With plenty of plants inducing gardener's guilt at home, I find I really don't mind working in a nice clean well-lighted cube farm, learning how larger group hierarchies work. I didn't know that stuff before, so it's all grist to a writer's peppermill. Most of my non-routine time goes to figuring out how to make quirky things work more smoothly within the parameters of our agency's rules, and communicating that to the folks who are trying to do them. That's also a learning process for me. Where quirky things get jammed and create huge headaches, that's no fun. This is why I always advise people to ask questions, read the directions, fill out their forms one day and reread it the next, and then ask someone else to read it carefully before they actually send important documents to government agencies. Trust me. Read the back of the form, too.
It's hard for me to pin down when I started writing. I always drew pictures. My parents encouraged us to do our own original drawings and entered us in art contests very young. I drew things for my own satisfaction. It becomes an obsessive pursuit after awhile, realizing the marred imperfection of the image, and when another image like it visits, trying again, struggling to do it better, to be more realistic and accurate and convincing. My father had the greatest respect for realist art, in spite of art world trends heading away from it at the time. He owned art books on anatomy, one book had the best advice on proportion of the figure and the best pure drawing skill that I have seen since, in a lifetime of seeing art and art books. My dad was not a great figure artist himself, but he could often see what was wrong with other people's work. He might comment on the placement of an ear, or the slant of a horse hock, so daring to ask his opinion when I was struggling with a picture involved a certain amount of courage.

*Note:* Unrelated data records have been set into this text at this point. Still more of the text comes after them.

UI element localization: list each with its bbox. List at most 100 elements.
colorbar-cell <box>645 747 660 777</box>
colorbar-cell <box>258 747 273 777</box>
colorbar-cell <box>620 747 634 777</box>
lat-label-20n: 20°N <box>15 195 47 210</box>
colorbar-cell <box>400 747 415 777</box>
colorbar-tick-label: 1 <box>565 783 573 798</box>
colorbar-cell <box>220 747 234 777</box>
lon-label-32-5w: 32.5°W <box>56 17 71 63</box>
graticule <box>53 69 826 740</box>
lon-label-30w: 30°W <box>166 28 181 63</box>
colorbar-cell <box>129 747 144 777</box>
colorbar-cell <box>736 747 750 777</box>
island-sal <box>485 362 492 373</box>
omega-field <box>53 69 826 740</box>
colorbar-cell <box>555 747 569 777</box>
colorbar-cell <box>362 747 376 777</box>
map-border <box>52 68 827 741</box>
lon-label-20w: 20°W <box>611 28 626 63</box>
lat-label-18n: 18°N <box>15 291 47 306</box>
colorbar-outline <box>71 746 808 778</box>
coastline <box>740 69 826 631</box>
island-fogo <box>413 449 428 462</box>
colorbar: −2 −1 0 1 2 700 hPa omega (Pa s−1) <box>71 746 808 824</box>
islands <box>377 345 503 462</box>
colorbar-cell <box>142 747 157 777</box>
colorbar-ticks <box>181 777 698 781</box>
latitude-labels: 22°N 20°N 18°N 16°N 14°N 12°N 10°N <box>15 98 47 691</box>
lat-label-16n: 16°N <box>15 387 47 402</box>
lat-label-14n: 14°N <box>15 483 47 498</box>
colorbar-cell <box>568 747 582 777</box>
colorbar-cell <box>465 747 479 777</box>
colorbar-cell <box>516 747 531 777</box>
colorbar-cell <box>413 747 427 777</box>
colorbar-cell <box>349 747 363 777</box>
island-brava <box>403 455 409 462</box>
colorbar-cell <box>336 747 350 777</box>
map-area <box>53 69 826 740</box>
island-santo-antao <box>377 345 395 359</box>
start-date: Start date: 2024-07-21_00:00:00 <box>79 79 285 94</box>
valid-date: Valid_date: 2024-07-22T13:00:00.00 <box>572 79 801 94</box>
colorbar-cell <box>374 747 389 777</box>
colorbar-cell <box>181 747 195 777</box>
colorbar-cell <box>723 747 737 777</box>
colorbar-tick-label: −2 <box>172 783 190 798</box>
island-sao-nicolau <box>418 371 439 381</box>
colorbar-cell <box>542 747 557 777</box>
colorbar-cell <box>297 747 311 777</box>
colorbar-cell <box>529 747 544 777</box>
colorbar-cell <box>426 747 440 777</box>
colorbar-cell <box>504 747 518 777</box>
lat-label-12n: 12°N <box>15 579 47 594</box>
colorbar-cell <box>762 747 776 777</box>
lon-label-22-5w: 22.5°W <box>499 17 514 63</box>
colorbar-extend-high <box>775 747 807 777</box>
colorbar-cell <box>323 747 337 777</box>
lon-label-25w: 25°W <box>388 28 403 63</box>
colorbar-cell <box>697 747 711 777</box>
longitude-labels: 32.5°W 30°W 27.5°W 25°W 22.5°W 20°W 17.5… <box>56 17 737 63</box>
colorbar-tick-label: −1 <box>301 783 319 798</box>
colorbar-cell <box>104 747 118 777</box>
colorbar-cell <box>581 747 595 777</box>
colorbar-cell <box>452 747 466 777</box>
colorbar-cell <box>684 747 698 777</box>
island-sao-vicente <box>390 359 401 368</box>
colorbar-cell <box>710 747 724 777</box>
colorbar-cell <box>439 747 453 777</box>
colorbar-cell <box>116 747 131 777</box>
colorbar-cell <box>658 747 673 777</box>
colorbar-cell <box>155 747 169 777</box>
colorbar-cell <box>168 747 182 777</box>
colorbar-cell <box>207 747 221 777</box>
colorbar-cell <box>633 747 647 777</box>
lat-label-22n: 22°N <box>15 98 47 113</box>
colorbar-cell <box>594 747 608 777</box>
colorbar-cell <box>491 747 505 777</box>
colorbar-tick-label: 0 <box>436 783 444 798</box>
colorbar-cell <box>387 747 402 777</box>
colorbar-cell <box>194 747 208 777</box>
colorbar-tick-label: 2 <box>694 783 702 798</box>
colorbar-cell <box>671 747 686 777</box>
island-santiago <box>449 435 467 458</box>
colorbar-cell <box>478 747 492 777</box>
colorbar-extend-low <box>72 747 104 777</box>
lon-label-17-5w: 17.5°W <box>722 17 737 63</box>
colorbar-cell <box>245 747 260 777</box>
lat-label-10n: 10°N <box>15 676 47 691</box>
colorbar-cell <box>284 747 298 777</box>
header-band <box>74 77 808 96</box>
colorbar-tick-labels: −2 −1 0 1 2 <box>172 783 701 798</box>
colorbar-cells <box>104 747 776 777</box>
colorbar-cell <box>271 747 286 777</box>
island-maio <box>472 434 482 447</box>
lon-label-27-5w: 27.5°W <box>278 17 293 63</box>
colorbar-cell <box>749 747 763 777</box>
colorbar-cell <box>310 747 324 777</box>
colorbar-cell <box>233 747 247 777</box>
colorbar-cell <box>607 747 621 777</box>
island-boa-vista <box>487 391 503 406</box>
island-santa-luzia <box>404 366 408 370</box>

I know we were encouraged to write things for school, and that shifted into writing things for my own satisfaction. In early junior high I was writing bits of things, trying in a vague, hazy, way trying to capture events moving and people talking in my head which didn't lend itself to a static drawing within my limited skills. A Remington or a Wyeth can imply a lifetime of events in a picture, but I hadn't learned enough anatomy to structure different views, I didn't know how sub-level muscles became visible. It would be some years later before I could think of using twisting motions around a center of gravity to talk about what would happen next in the imaginary world. So I used prose.
Another person might have tried to shape their mental image into a movie script, but that never occurred to me. I was writing down bits and pieces of ideas, scraps of images, central scenes of stories for myself, nothing organized, nothing intended for anyone else. I didn't even regard it as practice work, although compositions for my English classes were certainly improved by this extra experience. I didn't know what it was for, it just made me happy to try to get it down, to get closer to the image in my head. Anybody who's been to science fiction conventions would see it as fan work, in the sense of a fan who does amateur-level work. It was very fannish in tone, although I was not basing it on characters from other people's ideas. This carried through college, although it was a struggle at that point to find enough time for it. The images pouring through my head made me resent having to stop to do homework instead. One summer I had plenty of time for thought, because I was landscaping the yard for my parent's house in one of those dry, treeless, tract-built suburbs of San Diego.